Nasza Loteria SR - pasek na kartach artykułów

Szynobusem z Wrocławia do Kobierzyc

Błażej Organisty
Szynobus Kolei Dolnośląskich na stacji Kobierzyce z 1884 roku
Szynobus Kolei Dolnośląskich na stacji Kobierzyce z 1884 roku Błażej Organisty
W czwartek o 9 z peronu nr 5 Dworca Głównego odjechał nowy szynobus do Kobierzyc. To na razie tylko test ostatniej brakującej linii kolei aglomeracyjnej Wrocławia. Pociąg docelowo dojedzie do Świdnicy. Rozkład jazdy poznamy najszybciej w 2020 roku.
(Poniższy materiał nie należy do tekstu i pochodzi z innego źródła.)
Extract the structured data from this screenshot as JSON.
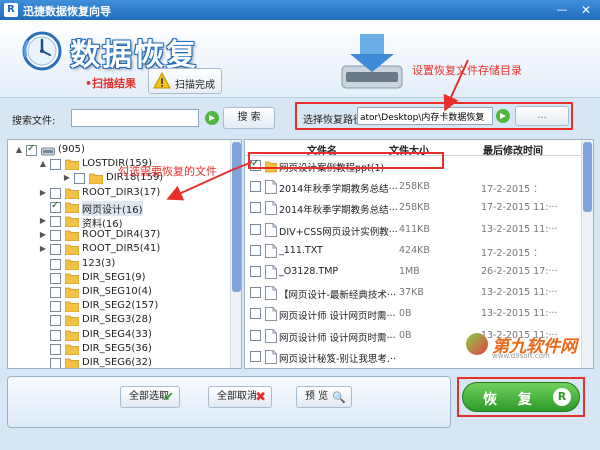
{
  "window": {
    "logo_letter": "R",
    "title": "迅捷数据恢复向导",
    "min_glyph": "—",
    "close_glyph": "✕"
  },
  "header": {
    "logo_text": "数据恢复",
    "step_scan": "•扫描结果",
    "step_done": "扫描完成",
    "annotation_path": "设置恢复文件存储目录"
  },
  "search": {
    "label": "搜索文件:",
    "value": "",
    "button": "搜 索"
  },
  "restore_path": {
    "label": "选择恢复路径",
    "value": "ator\\Desktop\\内存卡数据恢复",
    "browse": "..."
  },
  "tree": [
    {
      "label": "(905)",
      "level": 0,
      "toggle": "▲",
      "checked": true,
      "icon": "drive"
    },
    {
      "label": "LOSTDIR(159)",
      "level": 1,
      "toggle": "▲",
      "checked": false,
      "icon": "folder"
    },
    {
      "label": "DIR18(159)",
      "level": 2,
      "toggle": "▶",
      "checked": false,
      "icon": "folder"
    },
    {
      "label": "ROOT_DIR3(17)",
      "level": 1,
      "toggle": "▶",
      "checked": false,
      "icon": "folder"
    },
    {
      "label": "网页设计(16)",
      "level": 1,
      "toggle": "",
      "checked": true,
      "icon": "folder",
      "selected": true
    },
    {
      "label": "资料(16)",
      "level": 1,
      "toggle": "▶",
      "checked": false,
      "icon": "folder"
    },
    {
      "label": "ROOT_DIR4(37)",
      "level": 1,
      "toggle": "▶",
      "checked": false,
      "icon": "folder"
    },
    {
      "label": "ROOT_DIR5(41)",
      "level": 1,
      "toggle": "▶",
      "checked": false,
      "icon": "folder"
    },
    {
      "label": "123(3)",
      "level": 1,
      "toggle": "",
      "checked": false,
      "icon": "folder"
    },
    {
      "label": "DIR_SEG1(9)",
      "level": 1,
      "toggle": "",
      "checked": false,
      "icon": "folder"
    },
    {
      "label": "DIR_SEG10(4)",
      "level": 1,
      "toggle": "",
      "checked": false,
      "icon": "folder"
    },
    {
      "label": "DIR_SEG2(157)",
      "level": 1,
      "toggle": "",
      "checked": false,
      "icon": "folder"
    },
    {
      "label": "DIR_SEG3(28)",
      "level": 1,
      "toggle": "",
      "checked": false,
      "icon": "folder"
    },
    {
      "label": "DIR_SEG4(33)",
      "level": 1,
      "toggle": "",
      "checked": false,
      "icon": "folder"
    },
    {
      "label": "DIR_SEG5(36)",
      "level": 1,
      "toggle": "",
      "checked": false,
      "icon": "folder"
    },
    {
      "label": "DIR_SEG6(32)",
      "level": 1,
      "toggle": "",
      "checked": false,
      "icon": "folder"
    }
  ],
  "table": {
    "headers": {
      "name": "文件名",
      "size": "文件大小",
      "date": "最后修改时间"
    },
    "rows": [
      {
        "name": "网页设计案例教程ppt(1)",
        "size": "",
        "date": "",
        "checked": true,
        "icon": "folder"
      },
      {
        "name": "2014年秋季学期教务总结···",
        "size": "258KB",
        "date": "17-2-2015 ：",
        "checked": false,
        "icon": "doc"
      },
      {
        "name": "2014年秋季学期教务总结···",
        "size": "258KB",
        "date": "17-2-2015 11:···",
        "checked": false,
        "icon": "doc"
      },
      {
        "name": "DIV+CSS网页设计实例教···",
        "size": "411KB",
        "date": "13-2-2015 11:···",
        "checked": false,
        "icon": "doc"
      },
      {
        "name": "_111.TXT",
        "size": "424KB",
        "date": "17-2-2015 ：",
        "checked": false,
        "icon": "doc"
      },
      {
        "name": "_O3128.TMP",
        "size": "1MB",
        "date": "26-2-2015 17:···",
        "checked": false,
        "icon": "doc"
      },
      {
        "name": "【网页设计-最新经典技术···",
        "size": "37KB",
        "date": "13-2-2015 11:···",
        "checked": false,
        "icon": "doc"
      },
      {
        "name": "网页设计师 设计网页时需···",
        "size": "0B",
        "date": "13-2-2015 11:···",
        "checked": false,
        "icon": "doc"
      },
      {
        "name": "网页设计师 设计网页时需···",
        "size": "0B",
        "date": "13-2-2015 11:···",
        "checked": false,
        "icon": "doc"
      },
      {
        "name": "网页设计秘笈-别让我思考.···",
        "size": "",
        "date": "",
        "checked": false,
        "icon": "doc"
      }
    ]
  },
  "annotation_select": "勾选需要恢复的文件",
  "watermark": {
    "text": "第九软件网",
    "sub": "www.d9soft.com"
  },
  "buttons": {
    "select_all": "全部选取",
    "select_all_icon": "✔",
    "cancel_all": "全部取消",
    "cancel_all_icon": "✖",
    "preview": "预 览",
    "preview_icon": "🔍",
    "restore": "恢 复",
    "restore_icon": "R"
  },
  "colors": {
    "annotation_red": "#e8302a",
    "title_blue": "#1f6cbd",
    "restore_green": "#2d9a2a"
  }
}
Inwestycja kosztowała 166 mln zł.

Nowy szynobus Kolei Dolnośląskich relacji Wrocław Główny – Świdnica przez Sobótkę zabierze pierwszych pasażerów najprędzej w 2020 roku, ale już dziś można było przejechać na próbę część rewitalizowanej trasy. Pociąg dojechał do Kobierzyc i wrócił z powrotem do Wrocławia.

Po drodze zatrzyma się na Wojszycach. Tu w przyszłości będzie przystanek. Gdzie zbudować pozostałe? To najważniejsze pytanie, które zadają sobie władze województwa dolnośląskiego i zarząd Kolei Dolnośląskich. - Liczymy na uwagi mieszkańców, zapraszamy ich do konsultacji społecznych – zachęca Jerzy Michalak z zarządu województwa.
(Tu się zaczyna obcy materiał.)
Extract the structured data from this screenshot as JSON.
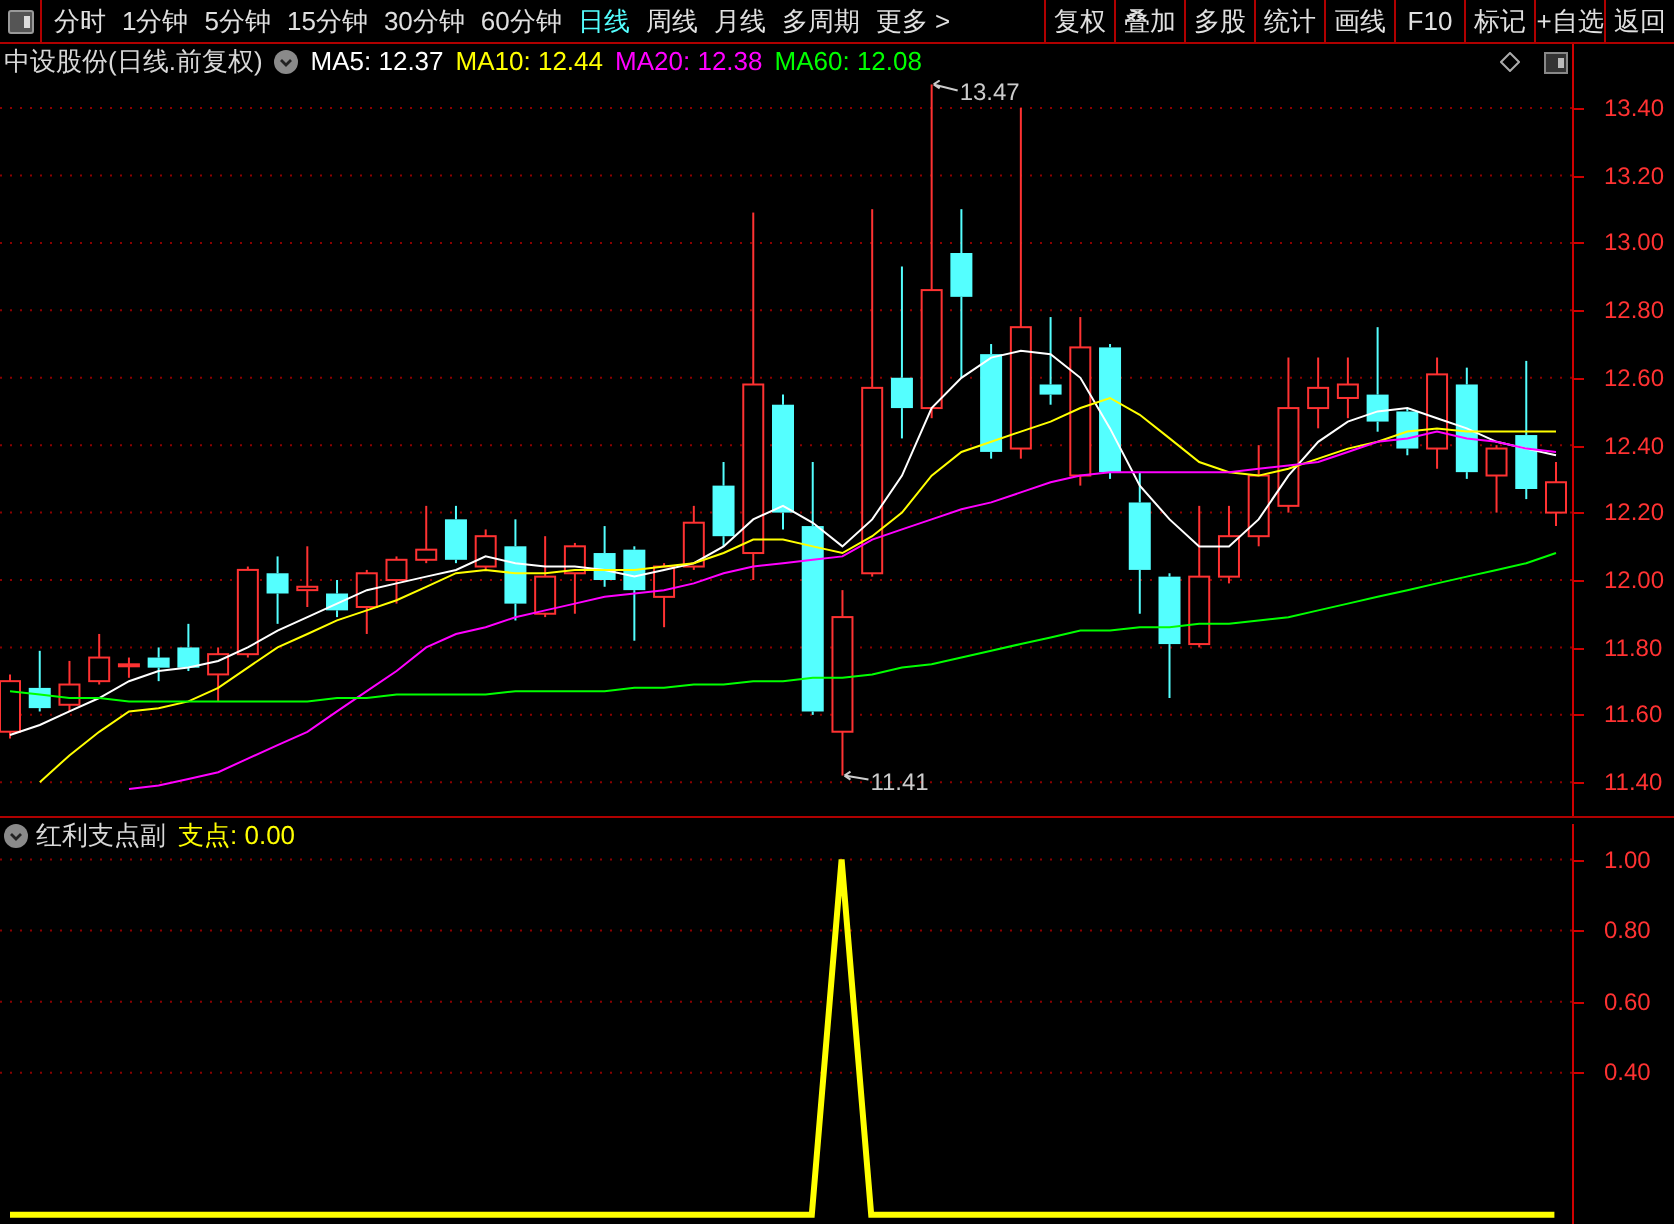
{
  "toolbar": {
    "periods": [
      {
        "label": "分时",
        "selected": false
      },
      {
        "label": "1分钟",
        "selected": false
      },
      {
        "label": "5分钟",
        "selected": false
      },
      {
        "label": "15分钟",
        "selected": false
      },
      {
        "label": "30分钟",
        "selected": false
      },
      {
        "label": "60分钟",
        "selected": false
      },
      {
        "label": "日线",
        "selected": true
      },
      {
        "label": "周线",
        "selected": false
      },
      {
        "label": "月线",
        "selected": false
      },
      {
        "label": "多周期",
        "selected": false
      },
      {
        "label": "更多 >",
        "selected": false
      }
    ],
    "buttons": [
      "复权",
      "叠加",
      "多股",
      "统计",
      "画线",
      "F10",
      "标记",
      "+自选",
      "返回"
    ]
  },
  "price_chart": {
    "title": "中设股份(日线.前复权)",
    "legend_values": [
      ": 12.37",
      ": 12.44",
      ": 12.38",
      ": 12.08"
    ],
    "high_label": "13.47",
    "low_label": "11.41",
    "chart_data": {
      "type": "candlestick",
      "ylim": [
        11.3,
        13.59
      ],
      "grid": true,
      "categories": [
        null,
        null,
        null,
        null,
        null,
        null,
        null,
        null,
        null,
        null,
        null,
        null,
        null,
        null,
        null,
        null,
        null,
        null,
        null,
        null,
        null,
        null,
        null,
        null,
        null,
        null,
        null,
        null,
        null,
        null,
        null,
        null,
        null,
        null,
        null,
        null,
        null,
        null,
        null,
        null,
        null,
        null,
        null,
        null,
        null,
        null,
        null,
        null,
        null,
        null,
        null,
        null,
        null
      ],
      "ohlc": [
        [
          11.55,
          11.72,
          11.53,
          11.7
        ],
        [
          11.68,
          11.79,
          11.61,
          11.62
        ],
        [
          11.63,
          11.76,
          11.61,
          11.69
        ],
        [
          11.7,
          11.84,
          11.69,
          11.77
        ],
        [
          11.75,
          11.77,
          11.71,
          11.75
        ],
        [
          11.77,
          11.8,
          11.7,
          11.74
        ],
        [
          11.8,
          11.87,
          11.73,
          11.74
        ],
        [
          11.72,
          11.8,
          11.64,
          11.78
        ],
        [
          11.78,
          12.04,
          11.77,
          12.03
        ],
        [
          12.02,
          12.07,
          11.87,
          11.96
        ],
        [
          11.97,
          12.1,
          11.92,
          11.98
        ],
        [
          11.96,
          12.0,
          11.89,
          11.91
        ],
        [
          11.92,
          12.03,
          11.84,
          12.02
        ],
        [
          12.0,
          12.07,
          11.93,
          12.06
        ],
        [
          12.06,
          12.22,
          12.05,
          12.09
        ],
        [
          12.18,
          12.22,
          12.05,
          12.06
        ],
        [
          12.04,
          12.15,
          12.03,
          12.13
        ],
        [
          12.1,
          12.18,
          11.88,
          11.93
        ],
        [
          11.9,
          12.13,
          11.89,
          12.01
        ],
        [
          12.02,
          12.11,
          11.9,
          12.1
        ],
        [
          12.08,
          12.16,
          11.98,
          12.0
        ],
        [
          12.09,
          12.1,
          11.82,
          11.97
        ],
        [
          11.95,
          12.05,
          11.86,
          12.04
        ],
        [
          12.04,
          12.22,
          12.03,
          12.17
        ],
        [
          12.28,
          12.35,
          12.1,
          12.13
        ],
        [
          12.08,
          13.09,
          12.0,
          12.58
        ],
        [
          12.52,
          12.55,
          12.15,
          12.2
        ],
        [
          12.16,
          12.35,
          11.6,
          11.61
        ],
        [
          11.55,
          11.97,
          11.42,
          11.89
        ],
        [
          12.02,
          13.1,
          12.01,
          12.57
        ],
        [
          12.6,
          12.93,
          12.42,
          12.51
        ],
        [
          12.51,
          13.47,
          12.48,
          12.86
        ],
        [
          12.97,
          13.1,
          12.6,
          12.84
        ],
        [
          12.67,
          12.7,
          12.36,
          12.38
        ],
        [
          12.39,
          13.4,
          12.36,
          12.75
        ],
        [
          12.58,
          12.78,
          12.52,
          12.55
        ],
        [
          12.31,
          12.78,
          12.28,
          12.69
        ],
        [
          12.69,
          12.7,
          12.3,
          12.32
        ],
        [
          12.23,
          12.32,
          11.9,
          12.03
        ],
        [
          12.01,
          12.02,
          11.65,
          11.81
        ],
        [
          11.81,
          12.22,
          11.8,
          12.01
        ],
        [
          12.01,
          12.22,
          11.99,
          12.13
        ],
        [
          12.13,
          12.4,
          12.1,
          12.31
        ],
        [
          12.22,
          12.66,
          12.2,
          12.51
        ],
        [
          12.51,
          12.66,
          12.45,
          12.57
        ],
        [
          12.54,
          12.66,
          12.48,
          12.58
        ],
        [
          12.55,
          12.75,
          12.44,
          12.47
        ],
        [
          12.5,
          12.51,
          12.37,
          12.39
        ],
        [
          12.39,
          12.66,
          12.33,
          12.61
        ],
        [
          12.58,
          12.63,
          12.3,
          12.32
        ],
        [
          12.31,
          12.4,
          12.2,
          12.39
        ],
        [
          12.43,
          12.65,
          12.24,
          12.27
        ],
        [
          12.2,
          12.35,
          12.16,
          12.29
        ]
      ],
      "series": [
        {
          "name": "MA5",
          "type": "line",
          "color": "#ffffff",
          "values": [
            11.54,
            11.57,
            11.61,
            11.65,
            11.7,
            11.73,
            11.74,
            11.76,
            11.8,
            11.85,
            11.89,
            11.93,
            11.97,
            11.99,
            12.01,
            12.03,
            12.07,
            12.05,
            12.04,
            12.04,
            12.03,
            12.01,
            12.03,
            12.05,
            12.1,
            12.18,
            12.22,
            12.17,
            12.1,
            12.18,
            12.31,
            12.51,
            12.6,
            12.66,
            12.68,
            12.67,
            12.6,
            12.45,
            12.28,
            12.18,
            12.1,
            12.1,
            12.18,
            12.31,
            12.41,
            12.47,
            12.5,
            12.51,
            12.48,
            12.45,
            12.41,
            12.39,
            12.37
          ]
        },
        {
          "name": "MA10",
          "type": "line",
          "color": "#ffff00",
          "values": [
            null,
            11.4,
            11.48,
            11.55,
            11.61,
            11.62,
            11.64,
            11.68,
            11.74,
            11.8,
            11.84,
            11.88,
            11.91,
            11.94,
            11.98,
            12.02,
            12.03,
            12.02,
            12.02,
            12.03,
            12.03,
            12.03,
            12.04,
            12.05,
            12.08,
            12.12,
            12.12,
            12.1,
            12.08,
            12.13,
            12.2,
            12.31,
            12.38,
            12.41,
            12.44,
            12.47,
            12.51,
            12.54,
            12.49,
            12.42,
            12.35,
            12.32,
            12.31,
            12.33,
            12.36,
            12.39,
            12.41,
            12.44,
            12.45,
            12.44,
            12.44,
            12.44,
            12.44
          ]
        },
        {
          "name": "MA20",
          "type": "line",
          "color": "#ff00ff",
          "values": [
            null,
            null,
            null,
            null,
            11.38,
            11.39,
            11.41,
            11.43,
            11.47,
            11.51,
            11.55,
            11.61,
            11.67,
            11.73,
            11.8,
            11.84,
            11.86,
            11.89,
            11.91,
            11.93,
            11.95,
            11.96,
            11.97,
            11.99,
            12.02,
            12.04,
            12.05,
            12.06,
            12.07,
            12.12,
            12.15,
            12.18,
            12.21,
            12.23,
            12.26,
            12.29,
            12.31,
            12.32,
            12.32,
            12.32,
            12.32,
            12.32,
            12.33,
            12.34,
            12.35,
            12.38,
            12.41,
            12.42,
            12.44,
            12.42,
            12.41,
            12.39,
            12.38
          ]
        },
        {
          "name": "MA60",
          "type": "line",
          "color": "#00ff00",
          "values": [
            11.67,
            11.66,
            11.65,
            11.65,
            11.64,
            11.64,
            11.64,
            11.64,
            11.64,
            11.64,
            11.64,
            11.65,
            11.65,
            11.66,
            11.66,
            11.66,
            11.66,
            11.67,
            11.67,
            11.67,
            11.67,
            11.68,
            11.68,
            11.69,
            11.69,
            11.7,
            11.7,
            11.71,
            11.71,
            11.72,
            11.74,
            11.75,
            11.77,
            11.79,
            11.81,
            11.83,
            11.85,
            11.85,
            11.86,
            11.86,
            11.87,
            11.87,
            11.88,
            11.89,
            11.91,
            11.93,
            11.95,
            11.97,
            11.99,
            12.01,
            12.03,
            12.05,
            12.08
          ]
        }
      ],
      "yticks": [
        {
          "value": 13.4,
          "label": "13.40"
        },
        {
          "value": 13.2,
          "label": "13.20"
        },
        {
          "value": 13.0,
          "label": "13.00"
        },
        {
          "value": 12.8,
          "label": "12.80"
        },
        {
          "value": 12.6,
          "label": "12.60"
        },
        {
          "value": 12.4,
          "label": "12.40"
        },
        {
          "value": 12.2,
          "label": "12.20"
        },
        {
          "value": 12.0,
          "label": "12.00"
        },
        {
          "value": 11.8,
          "label": "11.80"
        },
        {
          "value": 11.6,
          "label": "11.60"
        },
        {
          "value": 11.4,
          "label": "11.40"
        }
      ]
    }
  },
  "indicator_panel": {
    "title": "红利支点副",
    "reading_value": ": 0.00",
    "chart_data": {
      "type": "line",
      "grid": true,
      "series": [
        {
          "name": "支点",
          "color": "#ffff00",
          "values": [
            0,
            0,
            0,
            0,
            0,
            0,
            0,
            0,
            0,
            0,
            0,
            0,
            0,
            0,
            0,
            0,
            0,
            0,
            0,
            0,
            0,
            0,
            0,
            0,
            0,
            0,
            0,
            0,
            1,
            0,
            0,
            0,
            0,
            0,
            0,
            0,
            0,
            0,
            0,
            0,
            0,
            0,
            0,
            0,
            0,
            0,
            0,
            0,
            0,
            0,
            0,
            0,
            0
          ]
        }
      ],
      "ylim": [
        -0.02,
        1.1
      ],
      "yticks": [
        {
          "value": 1,
          "label": "1.00"
        },
        {
          "value": 0.8,
          "label": "0.80"
        },
        {
          "value": 0.6,
          "label": "0.60"
        },
        {
          "value": 0.4,
          "label": "0.40"
        }
      ]
    }
  }
}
Linia kolejowa będzie krzyżowała się z planową linią tramwajową na Ołtaszyn. To kolejne wyzwanie. - Oczywiście myślimy o wspólnych przystankach, o przecięciach z drogami i innymi liniami tramwajowymi. Na pewno powstaną przystanki zintegrowane - zapowiadał na peronie nr 5 Piotr Malepszak.

Wiceprezes Kolei Dolnośląskich już w szynobusie opowiedział o szczegółach: - Odległość od Wrocławia Głównego do Świdnicy to trochę ponad 60 km. Czas przejazdu będzie wynosił nieco ponad godzinę. Po konsultacjach społecznych i opracowaniu studium wykonalności podejmiemy decyzje, gdzie dokładnie będą zlokalizowane przystanki. Prawdopodobnie potrwa to półtora roku. Cała inwestycja kosztuje 166 milionów złotych.

W ocenie wiceprezesa z szynobusu w pierwszym roku będzie korzystać od 1,5 do 2 tysięcy pasażerów na dobę, którzy będą mogli wybierać spośród 12 par połączeń w dzień i w nocy.

- To jest ostatnia brakująca nitka, żeby połączyć kolej aglomeracyjną we Wrocławiu. Uważam, że to linia z ogromnym potencjałem, ponieważ z południowych rejonów miasta, takich jak Ołtaszyn czy z rozwijających się miejscowości, takich jak Kobierzyce, do centrum dojeżdża codziennie bardzo dużo osób, więc taka linia jest niezbędna – tłumaczył Michalak.

Pasażerowie z uśmiechem spoglądali za okna, wspominając dawne czasy, kiedy pociąg na trasie do Kobierzyc zatrzymywał się na Wojszycach, Ołtaszynie, Partnicach, Klecinie, Bielanach i Domasławie. Twierdzą, że powrót do przeszłości byłby mile widziany.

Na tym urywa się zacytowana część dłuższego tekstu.